Payroll Tax
With respect to payroll taxes,
an employer serves as both a tax collector and a taxpayer.
The business person is required
to collect and pay over one-half of the federal social security
and medicare taxes (7.65%).
The employer is a direct taxpayer
with respect to the other one-half of social security and meidcare
taxes (7.65% also).
The business owner is a direct
taxpayer with respect to federal and state unemployment taxes.
The business owner/employer
serves as the biggest tax collector of all when it comes to employee’s
income tax. The employer is required to obtain a W-4 statement
from an employee, which indicates the employee status for withholding.
The employer is then required to compute the proper amount of
taxes due by each employee for each pay period, withhold it and
pay it over to the taxing authorities in a timely manner. Severe
penalties apply to delinquent payments.
An employer incurs a substantial
liability with respect to these taxes for which he/she serves
as the tax collector. Again, these taxes include one-half of the
total social security and medicare tax and 100% of the employee’s
income tax. A responsible officer of an incorporated entity is
held personally responsible for these "Trust Fund Taxes".
It sounds ominous, I know but
it’s not really that bad. It simply a matter of learning
how to compute the taxes required for each pay period and then
making a timely payment. Computer programs such as QuickBooks
do most of this for you. One more thing re: payroll taxes –
Quarterly reports (941) and annual reports (940 and W-2’S)
are required. These requirements actually involve fairly simple
clerical procedures, which can be learned in a few hours.
The hard part is actually paying
the taxes. Businesses have a tendency to make unauthorized loans
from taxing authorities.
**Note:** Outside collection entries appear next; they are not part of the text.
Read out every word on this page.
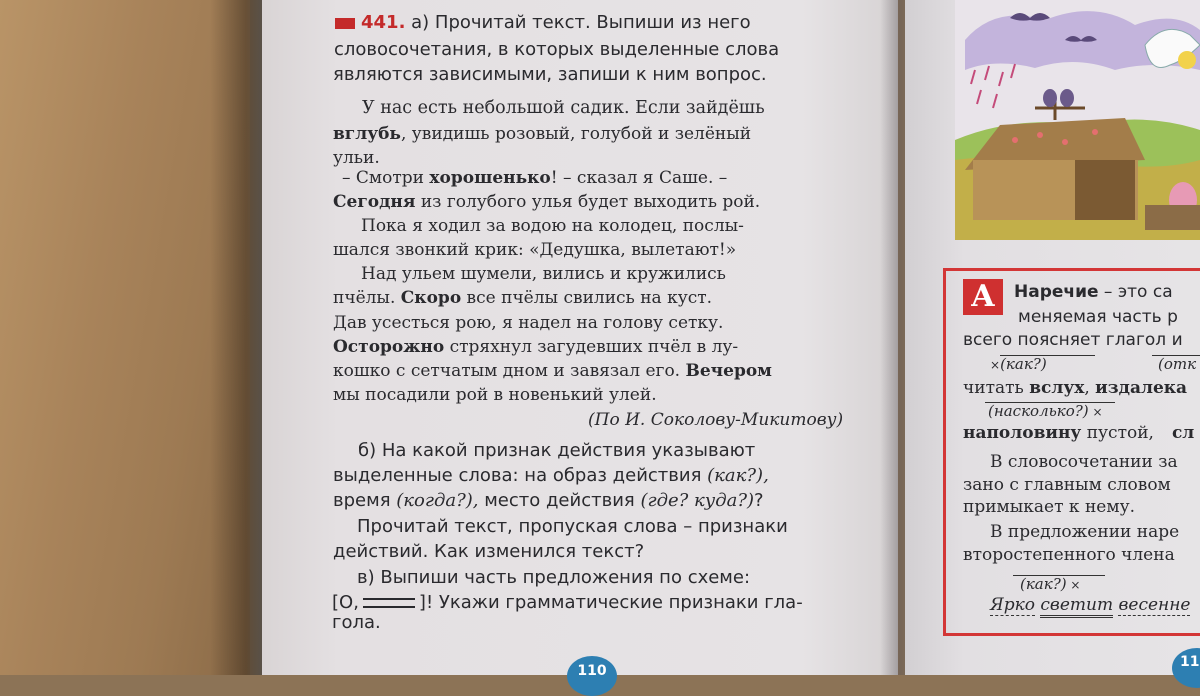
441. а) Прочитай текст. Выпиши из него
словосочетания, в которых выделенные слова
являются зависимыми, запиши к ним вопрос.
У нас есть небольшой садик. Если зайдёшь
вглубь, увидишь розовый, голубой и зелёный
ульи.
– Смотри хорошенько! – сказал я Саше. –
Сегодня из голубого улья будет выходить рой.
Пока я ходил за водою на колодец, послы-
шался звонкий крик: «Дедушка, вылетают!»
Над ульем шумели, вились и кружились
пчёлы. Скоро все пчёлы свились на куст.
Дав усесться рою, я надел на голову сетку.
Осторожно стряхнул загудевших пчёл в лу-
кошко с сетчатым дном и завязал его. Вечером
мы посадили рой в новенький улей.
(По И. Соколову-Микитову)
б) На какой признак действия указывают
выделенные слова: на образ действия (как?),
время (когда?), место действия (где? куда?)?
Прочитай текст, пропуская слова – признаки
действий. Как изменился текст?
в) Выпиши часть предложения по схеме:
[О,	]! Укажи грамматические признаки гла-
гола.
110
А	Наречие – это са
меняемая часть р
всего поясняет глагол и
×(как?)	(отк
читать вслух, издалека
(насколько?) ×
наполовину пустой, сл
В словосочетании за
зано с главным словом
примыкает к нему.
В предложении наре
второстепенного члена
(как?) ×
Ярко светит весенне
11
This is not a good business practice.
Bankers have historically been
very stuffy and hard to deal with. This has changed a great deal
recently as banks have gone after the small business market. The
IRS has had a campaign selling the idea of a friendlier IRS. The
bankers have not really had such a campaign so most business owners
believe the IRS is a friendlier source of loans. Believe me this
is a misunderstanding of the message of both the IRS and the banking
community. The IRS (or the State Comptroller) is not in the business
of loaning money. Their rates and procedure are much tougher.